Une quatrième vague de la campagne malveillante GlassWorm frappe spécifiquement les développeurs travaillant sur macOS. Les chercheurs en sécurité ont découvert que des extensions compromises sur OpenVSX et Microsoft Visual Studio Marketplace déploient des chevaux de Troie capables de remplacer des applications de portefeuilles de cryptomonnaies et de dérober des mots de passe iCloud.

MacBook Air M4 2025 13 et 15 Pouces

Après Windows, le malware GlassWorm vise les Mac

Contrairement aux précédentes itérations qui visaient Windows, cette nouvelle offensive se concentre exclusivement sur Apple et les Mac. Les pirates ont infiltré OpenVSX, une alternative open source au marché de Microsoft, en y plaçant des extensions corrompues. Les chercheurs de Koi Security ont identifié trois extensions spécifiques contenant la charge utile malveillante :

  • studio-velte-distributor.pro-svelte-extension
  • cudra-production.vsce-prettier-pro
  • Puccin-development.full-access-catppuccin-pro-extension

Bien que les compteurs de téléchargement affichent plus de 33 000 installations, ces chiffres sont souvent manipulés artificiellement par les hackers pour crédibiliser leurs leurres. Ces extensions utilisent désormais une payload chiffré en AES-256-CBC, dissimulé dans du code JavaScript compilé et intègrent un délai d’exécution de 15 minutes pour tromper les outils d’analyse en bac à sable (sandbox).

Les portefeuilles cryptos et mots de passe sont visés

L’architecture du malware a été adaptée pour macOS. Il abandonne PowerShell et le registre de Windows au profit d’AppleScript et des LaunchAgents pour assurer sa persistance sur la machine infectée. Le mécanisme de commande et contrôle (C2), basé sur la blockchain Solana, reste cependant inchangé.

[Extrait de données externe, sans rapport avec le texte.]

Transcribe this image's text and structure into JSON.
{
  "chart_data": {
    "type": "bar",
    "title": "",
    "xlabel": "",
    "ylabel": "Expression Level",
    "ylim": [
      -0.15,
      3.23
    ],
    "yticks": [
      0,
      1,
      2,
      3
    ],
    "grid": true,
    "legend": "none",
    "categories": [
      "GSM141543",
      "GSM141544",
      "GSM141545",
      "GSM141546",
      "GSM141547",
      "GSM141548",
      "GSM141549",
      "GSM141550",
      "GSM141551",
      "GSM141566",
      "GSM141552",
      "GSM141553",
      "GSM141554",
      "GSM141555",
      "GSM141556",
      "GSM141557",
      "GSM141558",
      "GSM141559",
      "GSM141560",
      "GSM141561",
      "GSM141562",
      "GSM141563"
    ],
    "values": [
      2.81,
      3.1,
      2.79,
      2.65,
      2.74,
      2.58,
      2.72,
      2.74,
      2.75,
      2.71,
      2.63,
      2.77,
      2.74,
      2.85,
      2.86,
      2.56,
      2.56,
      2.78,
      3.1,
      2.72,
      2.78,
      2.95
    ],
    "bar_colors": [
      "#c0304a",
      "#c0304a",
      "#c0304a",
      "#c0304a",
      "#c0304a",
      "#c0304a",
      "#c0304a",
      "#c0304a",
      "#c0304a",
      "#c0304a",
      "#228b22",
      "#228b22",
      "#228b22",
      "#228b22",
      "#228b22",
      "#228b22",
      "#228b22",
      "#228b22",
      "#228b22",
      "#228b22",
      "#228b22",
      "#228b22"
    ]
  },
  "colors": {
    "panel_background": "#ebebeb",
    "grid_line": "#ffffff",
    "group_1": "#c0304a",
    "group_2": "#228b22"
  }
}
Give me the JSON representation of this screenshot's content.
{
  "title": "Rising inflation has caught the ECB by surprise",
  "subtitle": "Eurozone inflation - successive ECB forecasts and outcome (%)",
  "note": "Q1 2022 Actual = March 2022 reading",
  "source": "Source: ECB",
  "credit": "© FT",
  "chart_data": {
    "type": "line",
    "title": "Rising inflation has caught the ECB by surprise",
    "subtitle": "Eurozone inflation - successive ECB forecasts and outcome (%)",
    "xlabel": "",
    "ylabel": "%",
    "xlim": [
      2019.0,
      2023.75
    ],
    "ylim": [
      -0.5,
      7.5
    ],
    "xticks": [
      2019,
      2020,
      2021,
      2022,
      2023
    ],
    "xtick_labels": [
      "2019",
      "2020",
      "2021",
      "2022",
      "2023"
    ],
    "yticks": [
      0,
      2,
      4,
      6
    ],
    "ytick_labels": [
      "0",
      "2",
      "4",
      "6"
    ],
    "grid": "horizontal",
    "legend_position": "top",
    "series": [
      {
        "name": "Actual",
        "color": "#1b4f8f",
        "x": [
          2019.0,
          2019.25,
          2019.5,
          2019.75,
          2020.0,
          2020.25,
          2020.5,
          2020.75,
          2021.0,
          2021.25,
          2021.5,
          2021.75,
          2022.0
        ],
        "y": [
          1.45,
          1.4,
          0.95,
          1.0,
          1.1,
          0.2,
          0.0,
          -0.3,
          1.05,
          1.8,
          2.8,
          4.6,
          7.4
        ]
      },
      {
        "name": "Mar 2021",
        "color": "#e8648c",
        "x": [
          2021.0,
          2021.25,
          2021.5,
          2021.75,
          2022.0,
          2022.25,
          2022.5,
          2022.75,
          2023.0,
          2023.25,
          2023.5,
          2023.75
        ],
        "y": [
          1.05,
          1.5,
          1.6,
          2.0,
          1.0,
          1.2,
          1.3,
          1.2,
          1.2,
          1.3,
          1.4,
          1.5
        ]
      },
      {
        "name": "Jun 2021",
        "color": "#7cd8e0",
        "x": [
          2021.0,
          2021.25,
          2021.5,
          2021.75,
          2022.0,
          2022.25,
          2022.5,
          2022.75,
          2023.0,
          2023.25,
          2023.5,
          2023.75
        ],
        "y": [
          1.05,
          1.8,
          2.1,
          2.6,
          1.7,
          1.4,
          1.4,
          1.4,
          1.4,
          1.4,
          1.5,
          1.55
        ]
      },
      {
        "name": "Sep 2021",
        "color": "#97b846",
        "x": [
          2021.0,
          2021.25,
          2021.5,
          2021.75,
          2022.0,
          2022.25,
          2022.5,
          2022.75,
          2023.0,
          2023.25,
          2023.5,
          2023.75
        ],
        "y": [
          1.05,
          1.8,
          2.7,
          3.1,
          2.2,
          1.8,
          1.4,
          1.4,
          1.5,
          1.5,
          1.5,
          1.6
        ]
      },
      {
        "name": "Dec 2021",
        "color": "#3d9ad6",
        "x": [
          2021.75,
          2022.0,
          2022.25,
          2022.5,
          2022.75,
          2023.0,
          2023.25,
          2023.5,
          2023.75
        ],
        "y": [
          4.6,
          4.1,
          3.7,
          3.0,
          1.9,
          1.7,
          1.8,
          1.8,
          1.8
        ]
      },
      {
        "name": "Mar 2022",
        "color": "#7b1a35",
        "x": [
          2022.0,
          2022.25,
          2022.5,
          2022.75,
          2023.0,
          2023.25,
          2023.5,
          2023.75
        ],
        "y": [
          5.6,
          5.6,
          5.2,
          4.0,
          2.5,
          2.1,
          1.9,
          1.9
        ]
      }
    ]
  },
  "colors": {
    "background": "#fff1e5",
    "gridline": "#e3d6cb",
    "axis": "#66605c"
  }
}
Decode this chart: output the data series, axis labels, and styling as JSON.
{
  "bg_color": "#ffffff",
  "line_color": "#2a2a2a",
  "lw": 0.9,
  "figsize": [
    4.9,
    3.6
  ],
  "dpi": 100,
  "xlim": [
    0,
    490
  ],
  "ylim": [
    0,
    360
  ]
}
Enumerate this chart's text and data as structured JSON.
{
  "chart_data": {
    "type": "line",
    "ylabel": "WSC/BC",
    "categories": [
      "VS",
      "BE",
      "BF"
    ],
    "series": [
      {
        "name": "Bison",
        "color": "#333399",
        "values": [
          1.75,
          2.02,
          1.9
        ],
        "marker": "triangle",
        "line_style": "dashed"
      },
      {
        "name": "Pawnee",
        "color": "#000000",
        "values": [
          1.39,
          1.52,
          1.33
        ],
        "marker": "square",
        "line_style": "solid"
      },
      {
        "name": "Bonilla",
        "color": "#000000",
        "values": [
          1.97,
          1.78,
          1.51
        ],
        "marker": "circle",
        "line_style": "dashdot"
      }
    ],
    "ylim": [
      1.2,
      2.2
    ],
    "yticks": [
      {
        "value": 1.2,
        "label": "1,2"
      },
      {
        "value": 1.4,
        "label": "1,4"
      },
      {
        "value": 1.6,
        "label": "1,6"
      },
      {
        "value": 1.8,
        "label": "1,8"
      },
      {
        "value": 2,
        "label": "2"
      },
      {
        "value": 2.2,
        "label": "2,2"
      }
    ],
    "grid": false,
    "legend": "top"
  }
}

Cette version de GlassWorm étend ses capacités de vol de données avec

  • Vol d’identifiants développeurs : ciblage des comptes GitHub et NPM.
  • Exfiltration de mots de passe : tentative de récupération des accès stockés dans le trousseau iCloud.
  • Remplacement d’applications : le logiciel malveillant détecte la présence d’applications de portefeuilles physiques comme Ledger Live et Trezor Suite pour les remplacer par des versions incluant un cheval de Troie.

GlassWorm Malware Mac

Toutefois, Koi Security note que cette fonction de remplacement de portefeuille échoue pour le moment, les fichiers récupérés étant vides. Cela suggère que les hackers préparent encore ses versions vérolées ou que l’infrastructure est en cours de transition.

Cette campagne, active depuis octobre avec des méthodes variant des caractères Unicode invisibles aux binaires Rust, prouve la persévérance du groupe de hackers. Les développeurs ayant installé l’une des extensions incriminées doivent agir immédiatement.

Il est impératif de supprimer ces extensions, de réinitialiser les mots de passe des comptes GitHub et de révoquer les tokens NPM. Une vérification complète de macOS ou une réinstallation propre est recommandée pour éliminer toute trace d’infection persistante. Bien que la plateforme OpenVSX affiche désormais un avertissement sur certains éditeurs non vérifiés, la vigilance reste de mise.